Mary Caswell Stoddard, an assistant professor of ecology and evolutionary biology at Princeton University, and colleagues decided to look at the egg’s membrane rather the shell itself. It’s the egg’s membrane — that film you can see when peeling a boiled egg — that’s essential to an egg’s shape.
There are two main parameters which can explain an egg’s shape, the researchers learned. One’s the membrane’s composition and the other is the difference in pressure applied to the membrane before the egg hatched. By tweaking these two parameters, the team was able to recreate the entire range of avian egg shapes.

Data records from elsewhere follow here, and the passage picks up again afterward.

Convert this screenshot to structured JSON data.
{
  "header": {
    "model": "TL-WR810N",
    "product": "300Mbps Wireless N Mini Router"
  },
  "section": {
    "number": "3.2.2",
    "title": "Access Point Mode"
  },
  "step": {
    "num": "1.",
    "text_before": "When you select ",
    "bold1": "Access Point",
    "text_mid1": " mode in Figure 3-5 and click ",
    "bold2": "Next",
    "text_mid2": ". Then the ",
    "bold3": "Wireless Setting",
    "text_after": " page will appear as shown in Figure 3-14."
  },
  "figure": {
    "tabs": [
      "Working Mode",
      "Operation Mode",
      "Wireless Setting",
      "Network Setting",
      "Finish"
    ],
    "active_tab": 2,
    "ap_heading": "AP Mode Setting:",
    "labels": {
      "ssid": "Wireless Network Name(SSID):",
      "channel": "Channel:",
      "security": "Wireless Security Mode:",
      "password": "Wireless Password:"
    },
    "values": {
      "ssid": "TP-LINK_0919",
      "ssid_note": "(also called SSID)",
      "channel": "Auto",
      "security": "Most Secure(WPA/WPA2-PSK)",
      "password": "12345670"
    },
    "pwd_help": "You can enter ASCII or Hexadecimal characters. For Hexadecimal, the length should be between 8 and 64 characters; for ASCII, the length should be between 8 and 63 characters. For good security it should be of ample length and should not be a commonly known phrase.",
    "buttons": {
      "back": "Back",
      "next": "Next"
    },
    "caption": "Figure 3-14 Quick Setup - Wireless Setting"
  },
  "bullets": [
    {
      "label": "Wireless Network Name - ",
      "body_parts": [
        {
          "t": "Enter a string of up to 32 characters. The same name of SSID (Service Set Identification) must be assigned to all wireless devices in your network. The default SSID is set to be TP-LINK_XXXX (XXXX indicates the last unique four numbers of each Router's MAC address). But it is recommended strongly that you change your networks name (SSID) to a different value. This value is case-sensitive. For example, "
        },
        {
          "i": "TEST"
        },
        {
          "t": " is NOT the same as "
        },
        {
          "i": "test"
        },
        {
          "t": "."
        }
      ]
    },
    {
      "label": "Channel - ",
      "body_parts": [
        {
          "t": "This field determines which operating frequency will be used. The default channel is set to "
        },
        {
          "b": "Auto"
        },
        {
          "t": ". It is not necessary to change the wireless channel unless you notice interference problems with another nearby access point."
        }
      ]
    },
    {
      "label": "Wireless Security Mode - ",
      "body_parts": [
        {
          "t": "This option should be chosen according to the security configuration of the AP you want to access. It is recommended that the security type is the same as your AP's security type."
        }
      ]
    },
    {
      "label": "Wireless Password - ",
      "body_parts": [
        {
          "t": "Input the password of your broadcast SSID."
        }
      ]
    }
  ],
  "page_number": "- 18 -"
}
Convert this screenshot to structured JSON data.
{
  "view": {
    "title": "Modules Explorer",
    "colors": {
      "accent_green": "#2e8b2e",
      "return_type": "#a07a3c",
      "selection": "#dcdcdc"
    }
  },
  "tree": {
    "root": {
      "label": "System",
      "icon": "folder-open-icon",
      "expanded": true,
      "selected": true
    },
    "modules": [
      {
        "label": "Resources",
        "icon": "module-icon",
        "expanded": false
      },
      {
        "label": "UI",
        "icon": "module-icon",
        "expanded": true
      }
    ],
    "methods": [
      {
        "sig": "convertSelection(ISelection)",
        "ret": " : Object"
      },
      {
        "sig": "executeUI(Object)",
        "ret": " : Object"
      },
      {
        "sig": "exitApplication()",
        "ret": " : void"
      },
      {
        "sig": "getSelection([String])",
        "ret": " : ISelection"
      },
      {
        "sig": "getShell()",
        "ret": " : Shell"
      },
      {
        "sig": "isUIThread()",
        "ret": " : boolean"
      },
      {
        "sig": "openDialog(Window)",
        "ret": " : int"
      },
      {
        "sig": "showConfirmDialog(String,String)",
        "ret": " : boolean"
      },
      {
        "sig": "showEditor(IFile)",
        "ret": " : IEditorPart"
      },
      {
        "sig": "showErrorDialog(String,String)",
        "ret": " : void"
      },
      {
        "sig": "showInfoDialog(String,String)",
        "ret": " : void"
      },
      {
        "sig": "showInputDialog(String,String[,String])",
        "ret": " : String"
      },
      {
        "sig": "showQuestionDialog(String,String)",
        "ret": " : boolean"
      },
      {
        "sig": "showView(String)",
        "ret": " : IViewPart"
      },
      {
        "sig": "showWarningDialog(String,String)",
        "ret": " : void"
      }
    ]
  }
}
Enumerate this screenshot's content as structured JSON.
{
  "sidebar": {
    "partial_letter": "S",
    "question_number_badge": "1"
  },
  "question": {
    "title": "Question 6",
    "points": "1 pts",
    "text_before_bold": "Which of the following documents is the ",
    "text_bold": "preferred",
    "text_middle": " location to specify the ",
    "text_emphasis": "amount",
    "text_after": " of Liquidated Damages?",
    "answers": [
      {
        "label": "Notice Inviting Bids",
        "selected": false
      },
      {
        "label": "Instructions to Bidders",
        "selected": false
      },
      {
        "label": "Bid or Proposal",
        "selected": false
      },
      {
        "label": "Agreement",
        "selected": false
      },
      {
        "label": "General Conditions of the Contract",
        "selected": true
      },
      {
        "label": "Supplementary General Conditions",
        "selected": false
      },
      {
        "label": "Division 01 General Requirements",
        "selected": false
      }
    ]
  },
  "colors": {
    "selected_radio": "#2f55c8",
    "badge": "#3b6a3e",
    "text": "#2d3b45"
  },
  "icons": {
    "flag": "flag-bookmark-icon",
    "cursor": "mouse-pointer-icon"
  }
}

Later, Stoddard and colleagues turn to another question: why do birds lay such differently shaped eggs in the first place? They looked at various hypotheses. One suggests egg shape is influenced by the location of a nest. A cliff-nesting bird, for instance, will lay pointy eggs because these are less inclined to roll off the cliff. Another popular hypothesis is that birds lay eggs in shapes that pack together neatly in different-size clutches.
What the researchers found instead was that egg shape was most strongly correlated with the bird’s wing shape; specifically with the hand-wind index which is a measure of wing shape that reflects flight ability. It seems a bird’s aerodynamics has a net effect on the eggs it lays, as reported in the journal Science.
Very good fliers, for instance, have internal organs structured in such a way that they couldn’t handle pointy or elongated eggs. Murres are fast and powerful fliers and have asymmetric eggs, as do least sandpipers, birds which are known to migrate over very long distances. Sometime in the egg shell’s 360-million-year-old evolutionary history, nature found a way to optimize flight and egg carrying.
“Our study challenges some of the old assumptions about why eggs come in a variety of shapes,” Stoddard said. “On a global scale, across birds, we find that it’s not nest location or clutch size that predicts egg shape — it’s flight ability.